Wandering through the oldest of LN’s archives, I discovered that G. K. Chesterton conquered the yawning chasm of centuries to write a blog! Immediately, I was gobsmacked by this incredible quote:

A man was meant to be doubtful about himself, but undoubting about the truth; this has been exactly reversed.

I am more sure than ever, I need to read some Chesterton. I’m not sure what exactly he was writing about in his day, but his message strikes at the heart of today’s postmodern (truth-denying) culture of self (-esteem, -love, -worth, -actualization, -realization, -empowerment — when what we need is some good old -control and -denial!)

4 Responses

  1. Back when I was going through my Roman Catholic phase (2001-2002) I picked up some Chesterton. So I have three titles you can read if you like. [Orthodoxy, The Everlasting Man, and Chesterton’s Biography of St. Thomas Aquinas]

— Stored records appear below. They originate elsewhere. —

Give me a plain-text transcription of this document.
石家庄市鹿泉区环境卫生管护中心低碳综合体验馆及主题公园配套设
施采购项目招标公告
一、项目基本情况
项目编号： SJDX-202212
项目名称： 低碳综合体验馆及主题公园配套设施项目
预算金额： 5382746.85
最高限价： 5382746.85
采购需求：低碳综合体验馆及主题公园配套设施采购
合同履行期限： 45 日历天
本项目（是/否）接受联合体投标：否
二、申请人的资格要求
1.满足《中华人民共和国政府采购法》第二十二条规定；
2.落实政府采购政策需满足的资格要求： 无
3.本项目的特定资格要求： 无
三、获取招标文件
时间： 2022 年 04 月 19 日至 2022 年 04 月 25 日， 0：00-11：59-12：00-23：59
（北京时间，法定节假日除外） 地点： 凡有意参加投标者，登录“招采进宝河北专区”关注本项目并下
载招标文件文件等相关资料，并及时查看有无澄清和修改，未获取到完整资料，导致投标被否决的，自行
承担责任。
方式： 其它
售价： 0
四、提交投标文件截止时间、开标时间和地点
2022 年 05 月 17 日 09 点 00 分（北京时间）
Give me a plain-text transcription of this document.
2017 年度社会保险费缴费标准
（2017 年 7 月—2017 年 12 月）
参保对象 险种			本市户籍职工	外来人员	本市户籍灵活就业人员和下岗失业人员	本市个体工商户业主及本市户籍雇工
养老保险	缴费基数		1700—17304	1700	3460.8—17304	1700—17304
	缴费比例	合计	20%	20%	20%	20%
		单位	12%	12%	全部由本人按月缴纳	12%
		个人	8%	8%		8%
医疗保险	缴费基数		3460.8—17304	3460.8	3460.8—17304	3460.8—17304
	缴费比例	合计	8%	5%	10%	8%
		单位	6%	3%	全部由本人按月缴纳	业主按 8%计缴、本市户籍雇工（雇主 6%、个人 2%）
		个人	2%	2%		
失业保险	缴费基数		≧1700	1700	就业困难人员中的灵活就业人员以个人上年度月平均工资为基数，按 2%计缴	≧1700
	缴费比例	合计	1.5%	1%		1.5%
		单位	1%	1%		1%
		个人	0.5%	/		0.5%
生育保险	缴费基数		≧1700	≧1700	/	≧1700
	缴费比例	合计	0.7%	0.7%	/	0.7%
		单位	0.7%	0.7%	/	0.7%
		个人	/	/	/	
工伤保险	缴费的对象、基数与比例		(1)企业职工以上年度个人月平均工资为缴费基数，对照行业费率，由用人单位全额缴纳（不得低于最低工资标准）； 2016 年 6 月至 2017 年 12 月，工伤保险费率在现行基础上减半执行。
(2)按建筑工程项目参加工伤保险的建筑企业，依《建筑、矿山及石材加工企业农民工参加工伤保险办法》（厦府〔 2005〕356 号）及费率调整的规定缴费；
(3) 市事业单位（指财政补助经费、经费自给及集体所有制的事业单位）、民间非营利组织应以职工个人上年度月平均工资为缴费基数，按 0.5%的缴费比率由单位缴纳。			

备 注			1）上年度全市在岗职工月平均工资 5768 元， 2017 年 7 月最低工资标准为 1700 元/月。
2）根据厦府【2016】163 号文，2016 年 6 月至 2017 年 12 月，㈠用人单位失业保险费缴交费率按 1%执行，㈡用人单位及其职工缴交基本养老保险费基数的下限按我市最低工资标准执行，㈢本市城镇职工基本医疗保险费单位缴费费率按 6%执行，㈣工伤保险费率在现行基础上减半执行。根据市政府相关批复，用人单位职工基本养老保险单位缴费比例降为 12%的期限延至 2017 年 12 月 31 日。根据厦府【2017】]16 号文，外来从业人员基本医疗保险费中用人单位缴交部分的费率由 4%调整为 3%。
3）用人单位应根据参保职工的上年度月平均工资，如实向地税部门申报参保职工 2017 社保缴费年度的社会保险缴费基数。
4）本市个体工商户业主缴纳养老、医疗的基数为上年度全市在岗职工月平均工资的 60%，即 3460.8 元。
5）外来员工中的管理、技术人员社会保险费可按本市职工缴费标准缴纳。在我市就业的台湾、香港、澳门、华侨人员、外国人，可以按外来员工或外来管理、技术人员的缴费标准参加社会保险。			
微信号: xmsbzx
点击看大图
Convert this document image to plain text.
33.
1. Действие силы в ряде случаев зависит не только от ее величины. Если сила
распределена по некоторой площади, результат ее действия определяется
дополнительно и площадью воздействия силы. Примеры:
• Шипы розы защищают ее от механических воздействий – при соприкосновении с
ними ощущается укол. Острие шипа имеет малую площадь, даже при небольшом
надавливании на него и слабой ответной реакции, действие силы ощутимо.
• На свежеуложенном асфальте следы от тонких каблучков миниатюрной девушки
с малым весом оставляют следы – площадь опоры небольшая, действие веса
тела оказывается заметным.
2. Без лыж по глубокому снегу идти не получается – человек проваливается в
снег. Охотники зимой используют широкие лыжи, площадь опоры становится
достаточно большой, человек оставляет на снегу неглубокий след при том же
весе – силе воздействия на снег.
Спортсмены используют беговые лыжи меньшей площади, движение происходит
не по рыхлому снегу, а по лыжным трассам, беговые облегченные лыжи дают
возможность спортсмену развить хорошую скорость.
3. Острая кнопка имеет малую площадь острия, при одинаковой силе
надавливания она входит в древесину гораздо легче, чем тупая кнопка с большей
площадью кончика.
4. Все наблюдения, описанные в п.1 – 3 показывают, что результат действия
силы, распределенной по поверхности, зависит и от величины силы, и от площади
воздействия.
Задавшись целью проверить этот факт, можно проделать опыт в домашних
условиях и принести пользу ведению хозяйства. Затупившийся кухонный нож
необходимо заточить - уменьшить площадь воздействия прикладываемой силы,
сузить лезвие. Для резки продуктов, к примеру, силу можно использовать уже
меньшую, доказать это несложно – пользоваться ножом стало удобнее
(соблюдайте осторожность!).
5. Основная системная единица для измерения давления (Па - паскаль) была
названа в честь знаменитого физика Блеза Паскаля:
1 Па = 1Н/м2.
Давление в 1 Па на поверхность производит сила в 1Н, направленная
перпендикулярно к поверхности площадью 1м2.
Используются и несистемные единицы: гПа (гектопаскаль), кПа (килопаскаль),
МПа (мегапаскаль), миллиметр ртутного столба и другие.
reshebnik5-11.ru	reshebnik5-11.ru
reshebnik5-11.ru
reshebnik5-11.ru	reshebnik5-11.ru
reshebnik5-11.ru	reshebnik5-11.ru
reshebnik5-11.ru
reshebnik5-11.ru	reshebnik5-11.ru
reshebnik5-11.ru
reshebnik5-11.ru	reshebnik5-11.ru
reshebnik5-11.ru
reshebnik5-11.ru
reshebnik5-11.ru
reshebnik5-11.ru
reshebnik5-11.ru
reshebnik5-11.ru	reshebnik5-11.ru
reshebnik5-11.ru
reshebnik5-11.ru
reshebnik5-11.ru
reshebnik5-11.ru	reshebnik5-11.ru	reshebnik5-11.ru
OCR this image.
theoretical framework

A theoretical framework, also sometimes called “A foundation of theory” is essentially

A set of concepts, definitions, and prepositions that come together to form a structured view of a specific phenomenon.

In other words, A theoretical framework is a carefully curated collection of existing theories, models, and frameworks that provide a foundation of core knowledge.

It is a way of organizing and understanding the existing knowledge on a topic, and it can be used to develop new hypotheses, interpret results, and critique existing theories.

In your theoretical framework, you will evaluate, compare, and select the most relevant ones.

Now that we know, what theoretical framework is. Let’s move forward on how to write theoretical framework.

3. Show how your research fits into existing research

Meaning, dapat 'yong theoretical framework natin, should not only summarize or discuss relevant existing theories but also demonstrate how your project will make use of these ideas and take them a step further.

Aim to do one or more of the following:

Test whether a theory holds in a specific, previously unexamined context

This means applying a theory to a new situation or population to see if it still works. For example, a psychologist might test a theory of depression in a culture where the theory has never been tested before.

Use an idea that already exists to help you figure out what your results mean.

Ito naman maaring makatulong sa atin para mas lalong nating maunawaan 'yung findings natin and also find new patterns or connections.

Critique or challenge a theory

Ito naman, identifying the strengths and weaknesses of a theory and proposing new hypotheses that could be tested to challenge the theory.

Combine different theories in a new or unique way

  2. Fantastic quote. Reminds me of Job’s error, which was similar to the postmodern: to question God’s righteousness more readily than he questioned his own.

    This idea is what I had in mind when I wrote the post Literally. Some relevant highlights from that post:

    “When a book and a brain collide and a hollow sound results, is the fault always with the book?” … Simply because I don’t understand something now doesn’t mean it can’t be understood (what hubris!), or that I won’t understand it later. … Any clunks in my understanding of the Bible I ascribe to myself before I ascribe to God. In this way I hope to avoid something akin to the error of Job, who in his uncertainty reserved more respect for his own understanding than he did for God.

  3. […] If you haven’t yet, pop on over here for a juicy quote from G. K. Chesterton. I wonder if I can find any from J. R. R. Tolkien? Those brits and their initials and their pithy sayings! Maybe if I started calling myself R. J. I would become more clever. […]


    This link will take you to Esther Meek, Longing to Know.

    It is a book about epistemology that will totally turn things on their head. It did for me. I hated it until I got about halfway through and realized she was right and that I was a Platonist. DOH!